There are two things about that. That’s a very good question. So, the synthetic skin gene-modified product, which has just been licensed, it’s a great product. The challenge is that it’s applicable to open wounds on the skin and that’s its only indication, and it requires a surgical intervention to apply it. One of the known side effects is itch, and obviously, one of our principal clinical outcomes from the first trial has been reduction in itch. So, even in the presence of the gene-modified product, we have a window to treat the same patients with CORDstrom. But more importantly, CORDstrom is a systemic therapy, and as I said in the presentation just a few minutes ago, RDEB, and indeed all EB, is actually a systemic disease, and these kids, and indeed when they get through to adulthood, they suffer the condition throughout their esophageal tract, and they’re more widespread than just the dermis. And so, we see a role for CORDstrom in treating those patients with systemic disease, as well as skin lesions. Indeed, a trial of a similar MSC product that’s not going through to license in South Korea showed improvement in skin scores after treatment as well, when the children were followed up long enough. So, we do see a really good opportunity for CORDstrom, even in the presence of the current licensed alternatives.

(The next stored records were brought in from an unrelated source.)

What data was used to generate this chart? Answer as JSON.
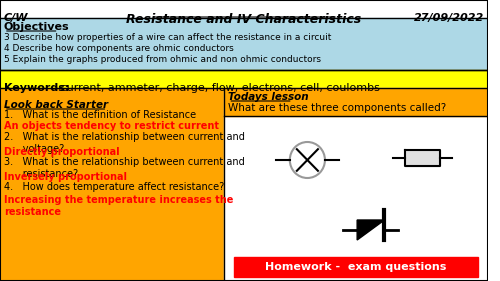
{
  "title_left": "C/W",
  "title_center": "Resistance and IV Characteristics",
  "title_right": "27/09/2022",
  "title_underline": true,
  "objectives_title": "Objectives",
  "objectives": [
    "3 Describe how properties of a wire can affect the resistance in a circuit",
    "4 Describe how components are ohmic conductors",
    "5 Explain the graphs produced from ohmic and non ohmic conductors"
  ],
  "keywords_label": "Keywords:",
  "keywords_text": " current, ammeter, charge, flow, electrons, cell, coulombs",
  "keywords_bg": "#FFFF00",
  "objectives_bg": "#ADD8E6",
  "starter_title": "Look back Starter",
  "starter_bg": "#FFA500",
  "starter_questions": [
    "1.   What is the definition of Resistance",
    "2.   What is the relationship between current and\n      voltage?",
    "3.   What is the relationship between current and\n      resistance?",
    "4.   How does temperature affect resistance?"
  ],
  "starter_answers": [
    "An objects tendency to restrict current",
    "Directly proportional",
    "Inversely proportional",
    "Increasing the temperature increases the\nresistance"
  ],
  "todays_title": "Todays lesson",
  "todays_question": "What are these three components called?",
  "todays_bg": "#FFA500",
  "right_panel_bg": "#FFA500",
  "homework_text": "Homework -  exam questions",
  "homework_bg": "#FF0000",
  "answer_color": "#FF0000",
  "fig_bg": "#FFFFFF"
}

Understood. Thank you for taking the questions.

And now that will conclude the Q&A portion. I will turn the program back over to Dr. Tesi for any additional or closing remarks.

Yes. Thank you all for attending today’s call and I will just make a moment of closing comments, because we are excited. We are approaching the most significant milestone in the company’s history. When we started INmune Bio and got XPro in 2017 and became a company focused on Alzheimer’s disease, no one viewed it as an immunologic disease, or few did. At that time, the focus was exclusively on amyloid and tau. Since then, with two anti-amyloid drugs on the market, we have seen a key change in the way Alzheimer’s disease is viewed. Alzheimer’s is considered by many a CNS disease driven by immune dysfunction. Neuroinflammation is no longer viewed as a side effect of Alzheimer’s disease pathology, but a significant driver of that pathology. INmune Bio has positioned itself as a leader in targeting the immune dysfunction that drives destructive neuroinflammation. We are very careful and precise with our terminology here. Stopping neuroinflammation by immunosuppression, glial suppression, is very different than stopping destructive neuroinflammation by repolarizing glial cells to support the CNS cellular unit and improving remodeling and repair. The goal of effective therapy for Alzheimer’s disease is to reestablish normal glial homeostasis. The idea that the brains of the elderly with dementia can undergo remodeling and repair is novel. We believe data from the MINDFuL trial will change the direction of scientific research and discovery in the neurology and CNS drug development arena. I’ve said before that this is the dawn of the golden age of CNS development. We believe it is and we look forward to leading the charge. So, with that, I thank you, and I am -- we will be talking to you all soon when the data are released. So, thank you very much.